Here's a look at the waiver requests from each the four states awaiting a decision from HHS:

Indiana
The state department of insurance has asked HHS to exempt high-deductible health plans sold to individuals and small groups from the MLR requirement. It also wants major medical health carriers to receive a waiver through 2014 but if that isn't acceptable to HHS then it wants carriers to only be required to meet a 65% MLR standard for 2011 and to be given four years to incrementally meet the 80% standard. Indiana officials estimate the potential rebate at $29.9 million.

Florida
The state office of insurance regulation wants to delay any increase in the MLR until 2014. Until then it wants to maintain the state MLR standards of 65% for health insurers and 70% for HMOs. State officials said four insurers, with less than 1,200 total members, will exit the state market unless the waiver is granted. Florida officials estimate the potential rebate at $76 million.

Louisiana
The state department of insurance has filed a waiver request to set the MLR standard at 70% for 2011 and 75% in 2012. The DOI noted that in 2010 the average MLR was 79%, but if the largest issuer (Blue Cross Blue Shield of Louisiana) was factored out of the data, the MLR for the remaining insurers was 67%. Louisiana officials estimate the potential rebate at $8.8 million.

Michigan
The state department of licensing and regulatory affairs has asked to set the standard MLR at 65% in 2011, 70% in 2012, 75% in 2013, and 80% in 2014. The request notes that the dominant insurer, Blue Cross Blue Shield of Michigan, already operates at an MLR exceeding the federally mandated 80%. "However other commercial carriers have been operating with business models assuming lower minimum MLR requirements and need time to adjust to higher federal standard or be faced with significant rebates that could undermine profitability," said state officials in the waiver request application. Michigan officials estimate the potential rebate at $30.6 million.

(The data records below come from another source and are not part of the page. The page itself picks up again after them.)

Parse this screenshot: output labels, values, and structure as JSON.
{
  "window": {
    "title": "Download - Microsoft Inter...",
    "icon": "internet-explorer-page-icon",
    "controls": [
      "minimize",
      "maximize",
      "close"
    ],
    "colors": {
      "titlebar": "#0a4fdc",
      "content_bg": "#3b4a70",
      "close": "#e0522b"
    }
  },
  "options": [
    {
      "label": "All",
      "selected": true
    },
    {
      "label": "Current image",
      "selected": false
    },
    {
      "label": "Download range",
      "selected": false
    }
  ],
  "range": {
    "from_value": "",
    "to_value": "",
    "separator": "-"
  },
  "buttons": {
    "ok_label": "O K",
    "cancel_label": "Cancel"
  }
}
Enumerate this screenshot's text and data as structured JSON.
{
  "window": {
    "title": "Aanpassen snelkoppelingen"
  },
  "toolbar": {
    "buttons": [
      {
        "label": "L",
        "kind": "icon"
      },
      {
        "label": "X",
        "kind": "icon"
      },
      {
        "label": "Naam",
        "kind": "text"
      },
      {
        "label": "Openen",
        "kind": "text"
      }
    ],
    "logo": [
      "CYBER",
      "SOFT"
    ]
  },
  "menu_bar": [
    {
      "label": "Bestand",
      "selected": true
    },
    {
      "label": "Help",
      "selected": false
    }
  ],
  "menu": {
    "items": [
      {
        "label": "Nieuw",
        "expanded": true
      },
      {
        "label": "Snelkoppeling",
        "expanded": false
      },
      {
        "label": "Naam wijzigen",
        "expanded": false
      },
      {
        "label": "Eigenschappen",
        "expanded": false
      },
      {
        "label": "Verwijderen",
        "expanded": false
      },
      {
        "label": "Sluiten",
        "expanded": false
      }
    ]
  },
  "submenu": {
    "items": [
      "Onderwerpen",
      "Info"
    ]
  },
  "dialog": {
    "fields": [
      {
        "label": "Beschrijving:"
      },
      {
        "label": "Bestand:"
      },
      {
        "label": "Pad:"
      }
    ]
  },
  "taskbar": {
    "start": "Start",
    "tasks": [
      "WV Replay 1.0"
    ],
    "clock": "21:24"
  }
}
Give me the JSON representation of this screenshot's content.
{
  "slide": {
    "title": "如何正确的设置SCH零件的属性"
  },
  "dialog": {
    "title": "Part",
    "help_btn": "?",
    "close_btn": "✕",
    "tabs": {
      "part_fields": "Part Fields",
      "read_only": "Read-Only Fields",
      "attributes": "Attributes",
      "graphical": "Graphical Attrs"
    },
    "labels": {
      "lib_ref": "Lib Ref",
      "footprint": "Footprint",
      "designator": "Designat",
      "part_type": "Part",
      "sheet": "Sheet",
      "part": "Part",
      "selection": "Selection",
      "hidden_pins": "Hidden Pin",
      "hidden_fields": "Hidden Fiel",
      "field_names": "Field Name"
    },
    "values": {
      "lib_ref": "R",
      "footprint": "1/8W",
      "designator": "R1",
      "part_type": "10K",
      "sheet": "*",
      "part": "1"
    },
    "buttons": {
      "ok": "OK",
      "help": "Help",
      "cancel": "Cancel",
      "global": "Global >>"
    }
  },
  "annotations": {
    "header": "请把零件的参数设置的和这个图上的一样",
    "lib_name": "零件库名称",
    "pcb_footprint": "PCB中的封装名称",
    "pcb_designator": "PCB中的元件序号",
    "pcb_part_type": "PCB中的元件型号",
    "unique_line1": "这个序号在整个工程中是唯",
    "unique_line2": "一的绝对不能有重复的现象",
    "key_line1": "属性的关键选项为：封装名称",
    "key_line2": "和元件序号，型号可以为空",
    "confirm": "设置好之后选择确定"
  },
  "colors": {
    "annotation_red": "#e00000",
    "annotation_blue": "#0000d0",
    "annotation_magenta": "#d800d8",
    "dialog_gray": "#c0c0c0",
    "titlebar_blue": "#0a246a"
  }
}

HHS officials declined to comment on any of the pending applications, but the department's recent action on Georgia's MLR waiver request provides some insight how the decision to grant or deny a waiver request is made.

The state DOI requested 65% standard for 2011, 70% for 2012 and 75% for 2013. HHS noted that according to the application 66% of the largest insurers posted 2010 MLRs above 65%. It agreed with state officials that three insurers representing 16% of the individual market would be negatively affected by the 80% MLR standard and were in danger of exiting the state.

"Because Georgia has no guaranteed issue requirement, limits on health status rating, an issuer of last resort, nor does the State operate a high risk pool, any potential withdrawal by these issuers could make it difficult for their policyholders, particularly those with pre-existing conditions, to obtain replacement coverage immediately," said HHS in its decision letter.

HHS decided that some adjustment was necessary. It agreed to a 70% adjustment for 2011 and 75% for 2012. The 80% standard must be met beginning in 2013.

Margaret Dick Tocknell is a reporter/editor with HealthLeaders Media.